A purchasing alliance among hospitals interested in quality improvement is reported  to have developed a “waste index” for participating facilities, designed to give them information to eliminate waste while maintaining a high level of care. Articles that sound a little like press releases do not usually get that much of my attention, but I read on because the lead example of savings from the application of the “waste index” nearly took my breath away.
At four Adventist Midwest Health hospitals, for instance, patients with asthma and other respiratory conditions were often treated with prepackaged metered-dose inhalers. By switching some to equivalent generic drugs delivered via a nebulizer that turns medications into a fine mist for inhalation, Adventist shaved $100,000 in costs last year. 
What’s not to like? Opposing the elimination of waste – at least in theory — seems almost un-American. What gives me pause, however, is considering the relationship of this “waste” example and the two fold goal of hospital-based asthma treatment: symptom relief and training the patient in better disease-management. Symptom relief, in an emergent or urgent situation, quite reasonably takes first place. But once symptom relief is underway, health care providers should be reverse engineering the circumstances that brought an individual to a hospital emergency department with an asthma attack, for example, because emergency department visits for asthma attacks ought to be but are not the low-hanging fruit of preventable emergency department use.

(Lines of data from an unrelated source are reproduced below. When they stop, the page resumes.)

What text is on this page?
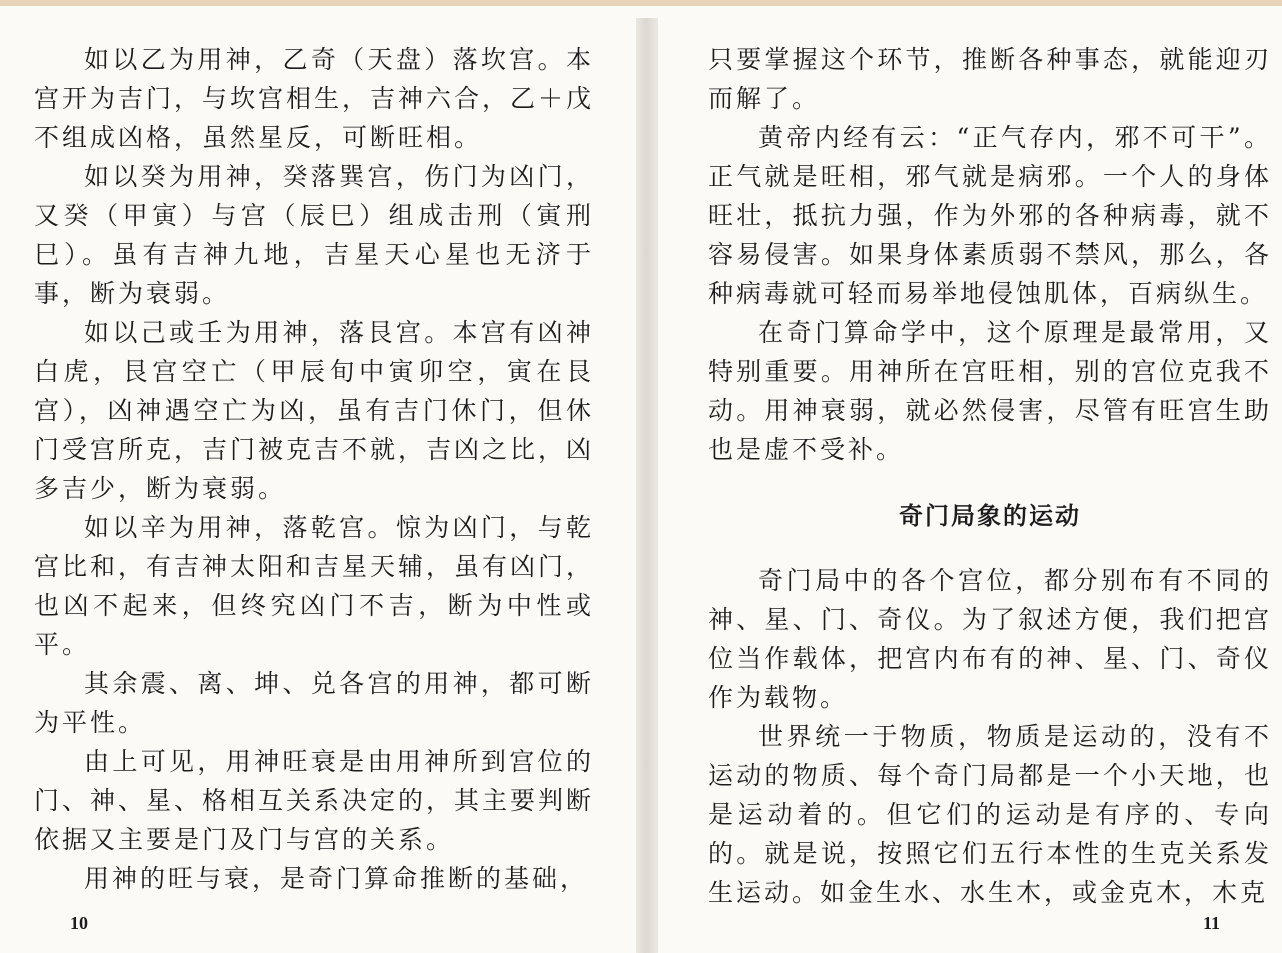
如以乙为用神，乙奇（天盘）落坎宫。本宫开为吉门，与坎宫相生，吉神六合，乙＋戊不组成凶格，虽然星反，可断旺相。

如以癸为用神，癸落巽宫，伤门为凶门，又癸（甲寅）与宫（辰巳）组成击刑（寅刑巳）。虽有吉神九地，吉星天心星也无济于事，断为衰弱。

如以己或壬为用神，落艮宫。本宫有凶神白虎，艮宫空亡（甲辰旬中寅卯空，寅在艮宫），凶神遇空亡为凶，虽有吉门休门，但休门受宫所克，吉门被克吉不就，吉凶之比，凶多吉少，断为衰弱。

如以辛为用神，落乾宫。惊为凶门，与乾宫比和，有吉神太阳和吉星天辅，虽有凶门，也凶不起来，但终究凶门不吉，断为中性或平。

其余震、离、坤、兑各宫的用神，都可断为平性。

由上可见，用神旺衰是由用神所到宫位的门、神、星、格相互关系决定的，其主要判断依据又主要是门及门与宫的关系。

用神的旺与衰，是奇门算命推断的基础，

只要掌握这个环节，推断各种事态，就能迎刃而解了。

黄帝内经有云：“正气存内，邪不可干”。正气就是旺相，邪气就是病邪。一个人的身体旺壮，抵抗力强，作为外邪的各种病毒，就不容易侵害。如果身体素质弱不禁风，那么，各种病毒就可轻而易举地侵蚀肌体，百病纵生。

在奇门算命学中，这个原理是最常用，又特别重要。用神所在宫旺相，别的宫位克我不动。用神衰弱，就必然侵害，尽管有旺宫生助也是虚不受补。

奇门局象的运动

奇门局中的各个宫位，都分别布有不同的神、星、门、奇仪。为了叙述方便，我们把宫位当作载体，把宫内布有的神、星、门、奇仪作为载物。

世界统一于物质，物质是运动的，没有不运动的物质、每个奇门局都是一个小天地，也是运动着的。但它们的运动是有序的、专向的。就是说，按照它们五行本性的生克关系发生运动。如金生水、水生木，或金克木，木克

10	11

Asthmatics typically use maintenance inhalers on long-term predictable daily dosage/utilization rates. Rescue inhalers, by contrast, represent a study in contrasts where utilization rates vary widely from multiple times a week to single times a month for each user. Rescue inhalers are not predictably scheduled prescription refills. Their efficient use requires an element of self-care by the user and requires a level of pharmaceutical savvy, for rescue inhalers appear to be working when they are not  and do not, typically, have built-in dose counters.  One study reportedly surveyed identified asthmatics where nearly half reported having an empty rescue inhaler in hand during an asthma attack.
Here we have the two-sided problem of less expensive, generic rescue inhalers lacking built-in dose counters that are favored by most health insurers prevailing in formulary design over the more expensive branded rescue inhalers with built-in dose counters. This is a problem long in search of a solution.  The FDA, in fact, requires new rescue inhalers to have dose counters but grandfathers in existing products while asthma deaths continue to rise and astonishing data emerges about the percentage of asthmatics using empty rescue inhalers in an emergency. Here we also have the problems of sophisticated consumers responding through organized waste by discarding half empty inhalers. Our problem, in search of a nudge or series of nudges, is one both of underuse of rescue inhalers by certain segments of the population and of overuse or waste by others.
And all of this is now, apparently, to be complicated by emergency departments that focus on cheaper symptom relief supplies at the cost of failing to stock the best, most effective, and arguably cheaper to the entire health care system metered dose with built-in dose counter rescue inhalers. The former are cheaper to the hospitals in their symptom relief function but more expensive to the patient as an inadequate device to use to train better asthma management.
I have written elsewhere about the almost irresistible compulsion to cost-shift within our badly integrated health care system.  I do have to wonder whose waste we are monitoring here.